Help much appreciated, and happy to receive feedback.
I am very much inclined to help and this is why I call so many thing in question. I simply suspect that the architecture of the autoencoder is suboptimal. So is there a particular reason you changed the architecture for the network (did it perform better or equally well on some data)? I assume you are aware that you work with about half the layers as DONUT, correct? Lastly, have you checked the issue mentioned in my first post (latent loss function)? If not, just link me the paper or article you used to compute the loss and I will check!

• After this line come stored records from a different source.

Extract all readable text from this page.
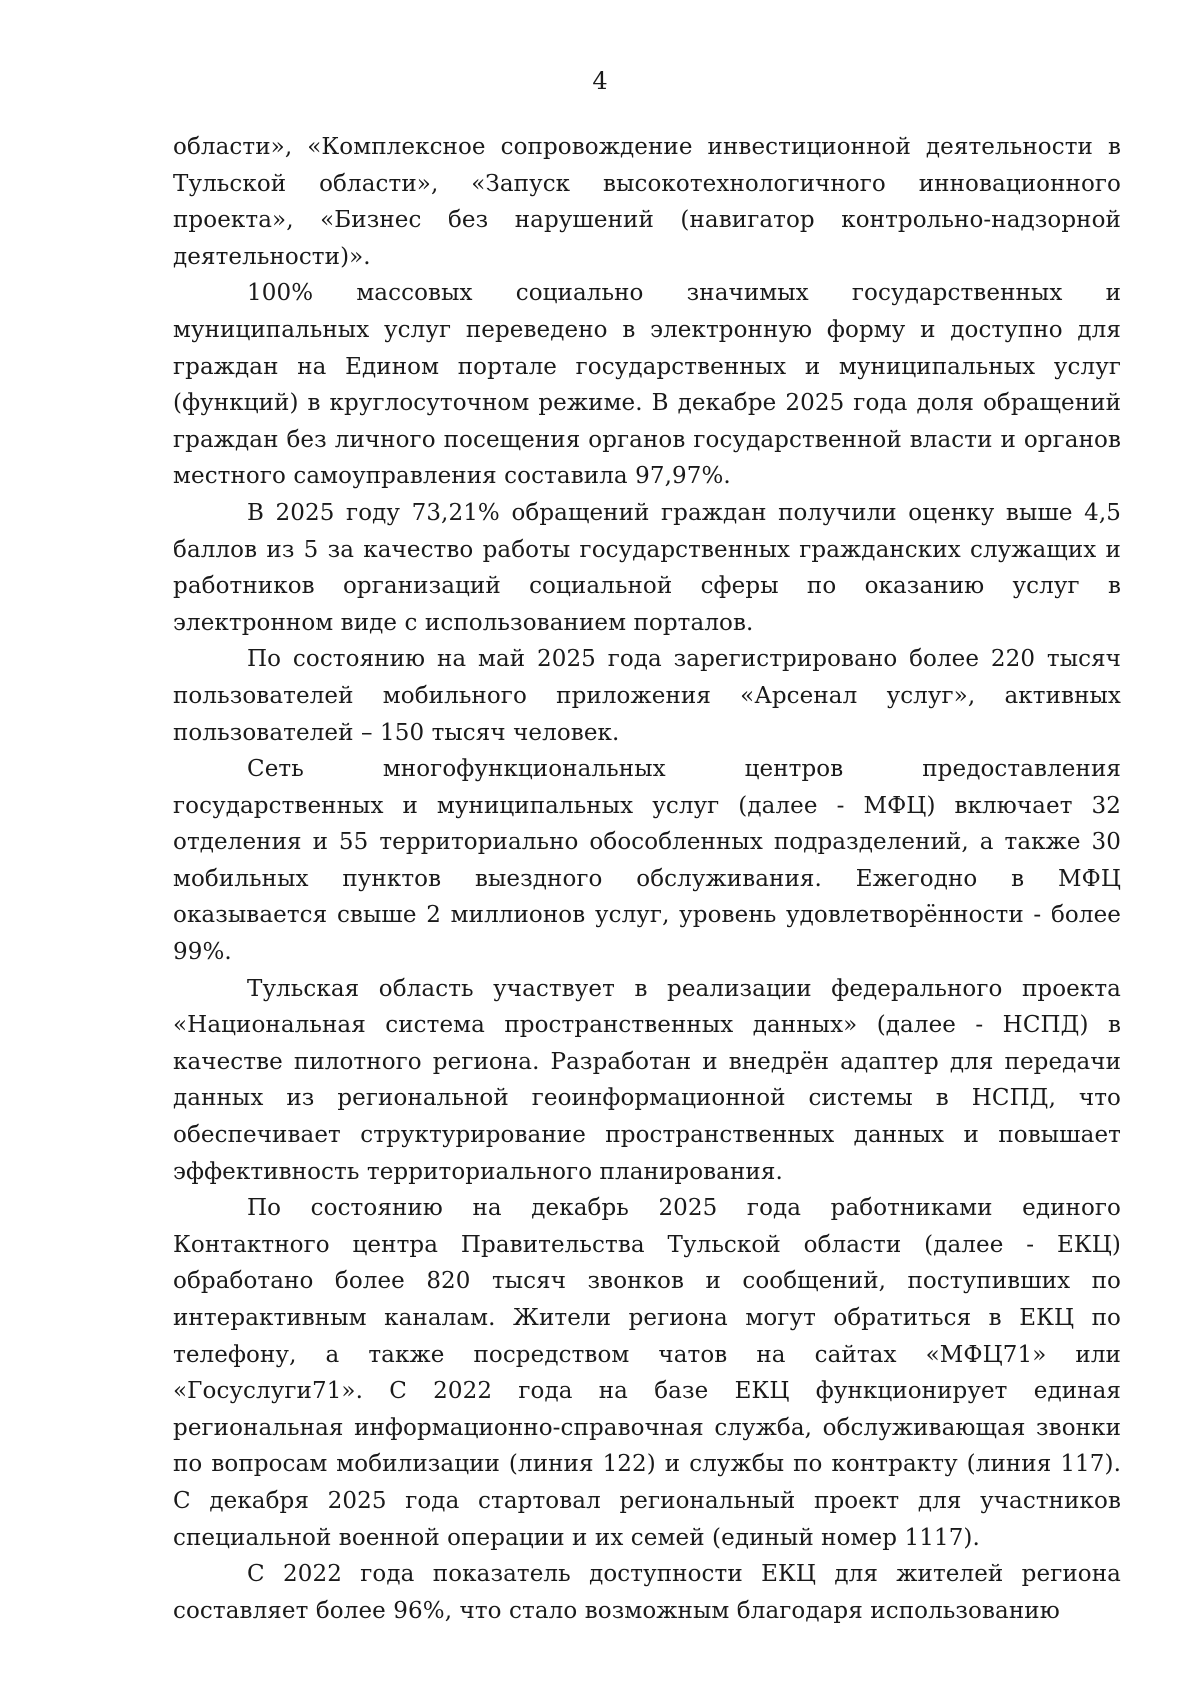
4

области», «Комплексное сопровождение инвестиционной деятельности в Тульской области», «Запуск высокотехнологичного инновационного проекта», «Бизнес без нарушений (навигатор контрольно-надзорной деятельности)».

100% массовых социально значимых государственных и муниципальных услуг переведено в электронную форму и доступно для граждан на Едином портале государственных и муниципальных услуг (функций) в круглосуточном режиме. В декабре 2025 года доля обращений граждан без личного посещения органов государственной власти и органов местного самоуправления составила 97,97%.

В 2025 году 73,21% обращений граждан получили оценку выше 4,5 баллов из 5 за качество работы государственных гражданских служащих и работников организаций социальной сферы по оказанию услуг в электронном виде с использованием порталов.

По состоянию на май 2025 года зарегистрировано более 220 тысяч пользователей мобильного приложения «Арсенал услуг», активных пользователей – 150 тысяч человек.

Сеть многофункциональных центров предоставления государственных и муниципальных услуг (далее - МФЦ) включает 32 отделения и 55 территориально обособленных подразделений, а также 30 мобильных пунктов выездного обслуживания. Ежегодно в МФЦ оказывается свыше 2 миллионов услуг, уровень удовлетворённости - более 99%.

Тульская область участвует в реализации федерального проекта «Национальная система пространственных данных» (далее - НСПД) в качестве пилотного региона. Разработан и внедрён адаптер для передачи данных из региональной геоинформационной системы в НСПД, что обеспечивает структурирование пространственных данных и повышает эффективность территориального планирования.

По состоянию на декабрь 2025 года работниками единого Контактного центра Правительства Тульской области (далее - ЕКЦ) обработано более 820 тысяч звонков и сообщений, поступивших по интерактивным каналам. Жители региона могут обратиться в ЕКЦ по телефону, а также посредством чатов на сайтах «МФЦ71» или «Госуслуги71». С 2022 года на базе ЕКЦ функционирует единая региональная информационно-справочная служба, обслуживающая звонки по вопросам мобилизации (линия 122) и службы по контракту (линия 117). С декабря 2025 года стартовал региональный проект для участников специальной военной операции и их семей (единый номер 1117).

С 2022 года показатель доступности ЕКЦ для жителей региона составляет более 96%, что стало возможным благодаря использованию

Just pushed fresh changes on master and upgraded to TF 1.13.2 at the same time. So if you have a virtualenv you can do pip install base/vendor/requirements.txt to upgrade.
Changes:
- Added the missing layers, set L2 regularization, clip norm, etc, to use the empiric values defined in the original publication
- Used beta as suggested in latent loss calculation
Tip to set the random seed and get reproducible output during development, you can run:
export PYTHONHASHSEED=0 ; export RANDOM_SEED=10 ; nosetests -v -s tests/test_donut.py
If 10 is not working for you, you can pick another seed value. I agree some unit tests are not solid and changing the seed value can easily cause some tests to fail.
Update: the master branch is now packaging the server code. You can find the CLI client on PyPI: named loudml-python
Donut missing layers has been added as well as the default hyper parameters from the original publication. Softmaxs still missing.
More help needed to make progress on this issue? Let me know.